Köy küçük bir yerdi o yüzden her yer yan yanaydı. Alışveriş bitince İbrahim Cami imamı ile konuşmaya gitti Esra'da manavdan sebze alıyordu. Cami manavın tam karşısındaydı. O yüzden İbrahim rahatlıkla sevdiğini bırakıp imamla konuşmaya gitmişti. Esra sebze seçerken imamla konuşan İbrahime bakıyordu arada bir. İbrahim kaşları çatılmış halde Esra'ya doğru gelirken Esrada poşetleri alıp onu doğru yürümeye başladı.

Sevdiği adamın yüz ifadesini görünce Esranında yüzü düştü.

"Ne oldu"

"Nikah cüzdanı istiyor. Resmi nikah olmadan dini nikah kıyması yasakmış"diye cevapladı İbrahim sevdiği kızın elindeki poşetleri alırken.

"E ne olacak şimdi?"

"Önce resmi nikah yapacağız gül yüzlüm"

Morelleri bozulmuş olsada ikiside belli etmemeye çalışıyordu.

Bir an önce evlenmeleri gerekiyordu. Zaman daralıyordu onlar için, her an oldukları yeri bulabilirlerdi, buldukları zaman Esrayı geri götürecekti abileri. Sonu ne olurdu Allah bilirdi.

Kahvaltı yapmadan tuttular Mersin devlet hastanesinin yolunu.

İşlemleri yapıp hemen kan verdiler ardından simit alıp kan sonuçlarını beklerken yediler. Sonuçları aldıktan sonra kalan işleri halledip eve döndüler. Bütün gün bir oraya bir buraya koşturmuşlardı iki genç fazlasıyla yorgun ve üşümüşlerdi.

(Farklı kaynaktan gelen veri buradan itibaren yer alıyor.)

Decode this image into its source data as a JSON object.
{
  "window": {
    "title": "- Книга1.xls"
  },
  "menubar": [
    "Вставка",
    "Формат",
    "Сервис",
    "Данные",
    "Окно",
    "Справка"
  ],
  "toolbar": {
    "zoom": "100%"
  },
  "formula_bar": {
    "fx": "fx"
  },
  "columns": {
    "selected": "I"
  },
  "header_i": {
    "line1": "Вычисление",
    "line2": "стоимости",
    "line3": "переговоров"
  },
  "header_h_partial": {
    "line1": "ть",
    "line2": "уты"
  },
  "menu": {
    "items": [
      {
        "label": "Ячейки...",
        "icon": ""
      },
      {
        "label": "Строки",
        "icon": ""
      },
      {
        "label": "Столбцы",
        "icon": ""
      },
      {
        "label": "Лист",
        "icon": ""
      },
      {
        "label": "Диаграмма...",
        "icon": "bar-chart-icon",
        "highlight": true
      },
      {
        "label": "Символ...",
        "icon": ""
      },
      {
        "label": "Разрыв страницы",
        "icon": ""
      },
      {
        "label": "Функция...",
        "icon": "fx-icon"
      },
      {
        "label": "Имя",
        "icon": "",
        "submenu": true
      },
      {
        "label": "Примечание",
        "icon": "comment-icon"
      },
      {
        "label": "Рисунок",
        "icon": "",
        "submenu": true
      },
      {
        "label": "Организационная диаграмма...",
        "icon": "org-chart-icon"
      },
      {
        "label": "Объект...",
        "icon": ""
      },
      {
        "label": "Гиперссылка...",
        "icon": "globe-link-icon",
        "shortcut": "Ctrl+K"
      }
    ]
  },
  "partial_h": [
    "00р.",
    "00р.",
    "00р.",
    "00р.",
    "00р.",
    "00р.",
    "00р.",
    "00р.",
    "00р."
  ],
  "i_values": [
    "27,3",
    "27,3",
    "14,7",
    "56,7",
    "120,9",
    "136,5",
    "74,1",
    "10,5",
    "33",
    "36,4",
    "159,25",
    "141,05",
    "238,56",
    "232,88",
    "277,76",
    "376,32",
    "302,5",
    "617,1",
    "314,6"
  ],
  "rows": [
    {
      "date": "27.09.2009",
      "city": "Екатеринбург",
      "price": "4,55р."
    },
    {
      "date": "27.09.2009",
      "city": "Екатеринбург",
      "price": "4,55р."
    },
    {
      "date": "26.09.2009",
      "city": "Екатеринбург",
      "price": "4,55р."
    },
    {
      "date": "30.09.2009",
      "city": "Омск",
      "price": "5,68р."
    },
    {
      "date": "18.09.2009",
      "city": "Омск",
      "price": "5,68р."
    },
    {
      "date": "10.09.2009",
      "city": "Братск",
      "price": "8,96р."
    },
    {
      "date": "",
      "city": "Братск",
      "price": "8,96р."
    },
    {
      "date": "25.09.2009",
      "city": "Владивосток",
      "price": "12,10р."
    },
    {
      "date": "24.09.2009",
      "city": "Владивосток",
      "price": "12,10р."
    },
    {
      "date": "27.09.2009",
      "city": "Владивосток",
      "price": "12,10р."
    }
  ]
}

İbrahim hem sobayı hem şömineyi yakmıştı soğuk öyle işlemiştiki içlerine ısınamıyorlardı bile.

Esra çay yaparken bir yandanda yiyecek bir şeyler hazırlamıştı. Yemekten sonra çok geçmeden uyudular, önceki gece olduğu gibi İbrahim çekyatın üzerinde Esra ise sobanın yanında minderde uyumuştu.

Sabah kahvaltı yapıp sıkıca giyinip zaman kaybetmeden çıktılar yola iki saatin sonunda nikah dairesine varmışlardı. Zaman yoktu o yüzden yıldırım nikahı kıyacaklardı. İşlemler tamamlanınca beklemeye başladılar. Yaklaşık bir saat bekledikten sonra oturmuşlardı nikah masasına.

Hayallerinde olduğu gibi olmasada evleniyorlardı artık. Bu gerçek kurulan bütün hayallerden daha güzeldi.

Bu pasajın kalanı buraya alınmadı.